Closed-loop experiment selection, execution, and update for supported benchmark campaigns.
This page documents the campaign controller as implemented in SNPTX. On the reported benchmark suites, it selects configurations from a declared search space, executes runs, classifies outcomes against the experiment record, and writes updated results back into subsequent selection. The evidence here concerns campaign control, throughput, and observed outcome quality within that reported setting.
Selection, execution, evaluation, and catalog update within a declared campaign boundary
The loop acts on a predefined campaign surface. It proposes supported configurations, executes the standard pipeline, compares outcomes with recorded history, and writes updated results back to the catalog for subsequent rounds.
Once datasets, search space, and evaluation procedure are declared, the system can run repeated benchmark campaigns without manual stepwise intervention.
The evidence shown here is operational rather than theoretical: run volume, throughput, outcome classification, and a representative calibration check for one reported run.
This figure does not address how the same controller behaves under shifted data, expanded search spaces, tighter runtime constraints, or materially different downstream workflows.
Summary measures from the newer phase_c_validation metrics artifact
These headline values come from the newer phase_c_validation autonomous metrics artifact. They summarize aggregate run volume, discovery yield, and runtime for a later validation pass. The dataset and model-family counts still reflect the current autonomy configuration, while the detailed tables below remain artifact-specific examples rather than a single unified report.
Detailed per-dataset checkpoint example
The newer validation metrics artifact does not expose a per-dataset best-result table.

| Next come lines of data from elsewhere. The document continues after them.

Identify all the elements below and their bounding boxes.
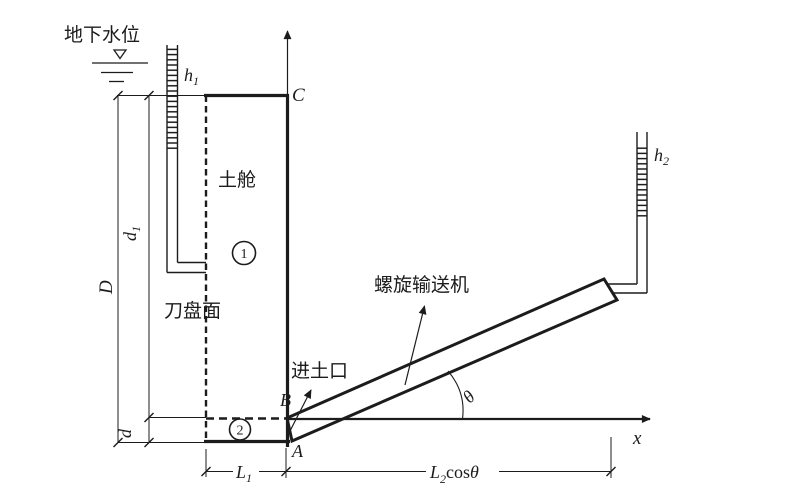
dimension-D-label: D: [96, 280, 117, 295]
theta-arc: [447, 370, 464, 420]
soil-inlet-label: 进土口: [291, 360, 348, 382]
zone-2-circle: [228, 418, 252, 441]
tick-L1-right: [281, 466, 291, 477]
tick-L2-right: [606, 466, 616, 477]
dimension-L2cos-label: L2cosθ: [429, 462, 479, 486]
dimension-L1-label: L1: [235, 462, 252, 485]
screw-conveyor-label: 螺旋输送机: [374, 274, 469, 296]
h2-water-column-hatch: [637, 145, 647, 220]
tick-d1-bottom: [144, 412, 154, 423]
bottom-dimension-ticks: [201, 466, 616, 477]
h1-label: h1: [184, 65, 199, 88]
left-dimension-lines: [117, 95, 206, 443]
bottom-dimension-lines: [205, 437, 612, 478]
point-a-label: A: [291, 441, 304, 461]
h2-piezometer-tube: [607, 132, 648, 294]
screw-conveyor-body: [285, 277, 620, 444]
tick-D-top: [113, 90, 123, 101]
groundwater-level-label: 地下水位: [64, 24, 140, 46]
theta-label: θ: [459, 386, 480, 407]
tick-d-bottom: [144, 437, 154, 448]
point-b-label: B: [280, 390, 291, 410]
h2-label: h2: [654, 145, 669, 168]
cutter-face-label: 刀盘面: [164, 300, 221, 322]
h1-piezometer-tube: [166, 45, 206, 274]
dimension-d-label: d: [115, 428, 135, 438]
water-level-triangle-icon: [112, 49, 128, 60]
dimension-ticks: [113, 90, 154, 448]
soil-chamber-label: 土舱: [218, 169, 256, 191]
point-c-label: C: [292, 85, 305, 106]
zone-2-badge: 2: [237, 424, 244, 439]
h1-water-column-hatch: [167, 48, 178, 150]
soil-chamber-outline: [204, 93, 290, 447]
dimension-d1-label: d1: [120, 226, 143, 241]
tick-L1-left: [201, 466, 211, 477]
tick-d1-top: [144, 90, 154, 101]
water-level-symbol: [92, 49, 148, 83]
zone-1-badge: 1: [241, 247, 248, 262]
x-axis-label: x: [632, 428, 642, 449]
screw-conveyor-leader-arrow: [404, 305, 427, 386]
tick-D-bottom: [113, 437, 123, 448]
soil-inlet-leader-arrow: [289, 389, 312, 432]
zone-1-circle: [231, 240, 257, 266]
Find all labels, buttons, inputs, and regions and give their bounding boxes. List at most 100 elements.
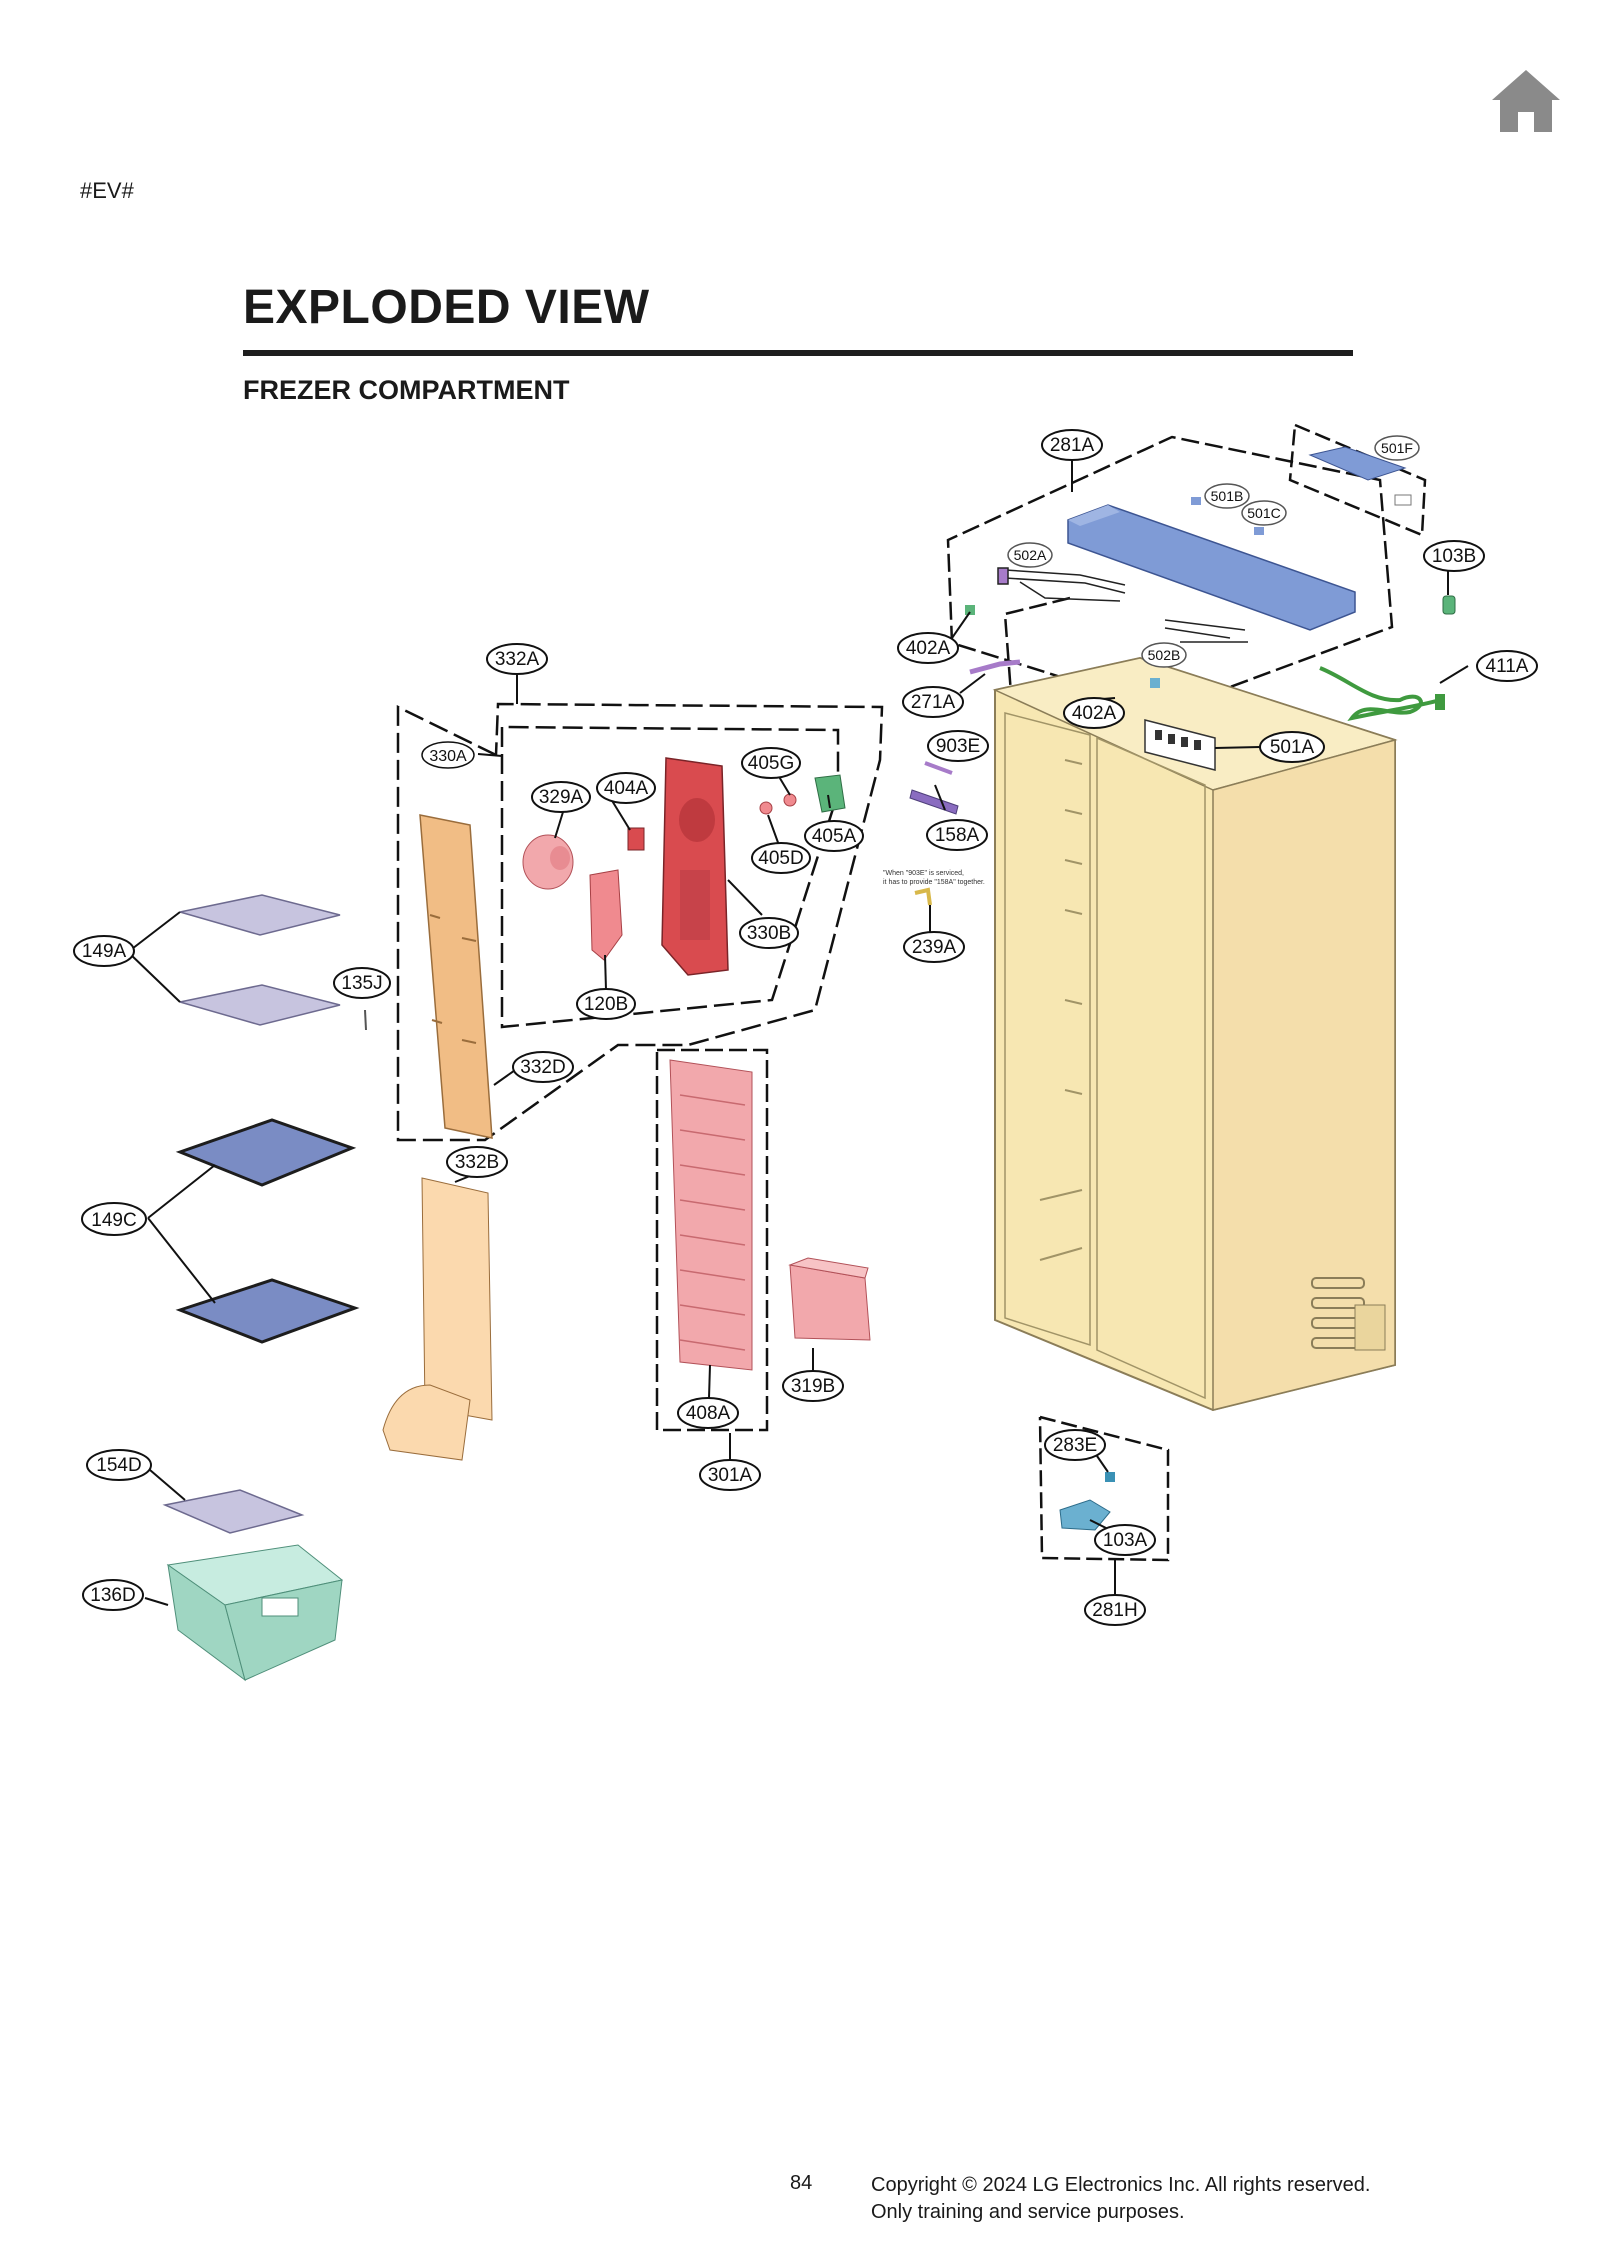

To keep the page inspectable at the dataset level, this table continues to show the archived autonomous_1k checkpoint, which preserves the strongest saved accuracy for each dataset in that benchmark run.
| Dataset | Best accuracy |
|---|---|
| Iris | 100.0% |
| Wine | 100.0% |
| Digits | 99.44% |
| Breast Cancer | 97.37% |
| Synthea Readmission | 77.96% |
Separate saved calibration artifact
This calibration summary is not emitted by the newer validation metrics artifact or by the archived autonomous_1k run report. It is a separate saved model-level artifact for a Synthea readmission XGBoost model and is included here only as adjacent reliability context.
| Metric | Value |
|---|---|
| Artifact | models/synthea_readmission_xgboost_model_300.pkl |
| Model / dataset | XGBoost on Synthea Readmission |
| Expected Calibration Error | 0.0548 |
| Brier Score | 0.1599 |
| Calibration quality | GOOD |
| Mean predicted probability | 58.1% |
| Observed positive rate | 58.9% |
Interpretation and limits
The central question is not whether the loop is autonomous in the abstract, but what the reported evidence establishes about campaign behavior and what remains untested.
Repeated campaign execution
Across the reported metrics and checkpoint artifacts, SNPTX maintains the full campaign cycle from candidate selection through recorded outcome update while preserving an inspectable record of configurations, outputs, and outcome tags.
Directionally effective search
Aggregate discovery counts and checkpoint-level best results indicate that the selection policy can surface productive configurations within the declared search space. They do not establish global optimality or uniform superiority over alternative search strategies.
Transfer beyond the reported setting
The evidence here is confined to the reported benchmark surfaces, model families, and search regime. It does not by itself establish that the same policy will transfer unchanged to new modalities, broader search spaces, different resource constraints, or downstream operational workflows.
What this page establishes is narrower and more concrete: the controller can manage repeated benchmark campaigns while preserving inspectable metrics and checkpoint artifacts, even when different evidentiary slices are reported in separate files. Separate experiments would still be needed to compare search efficiency rigorously, assess robustness under distribution shift, or evaluate transfer to laboratory or clinical workflows.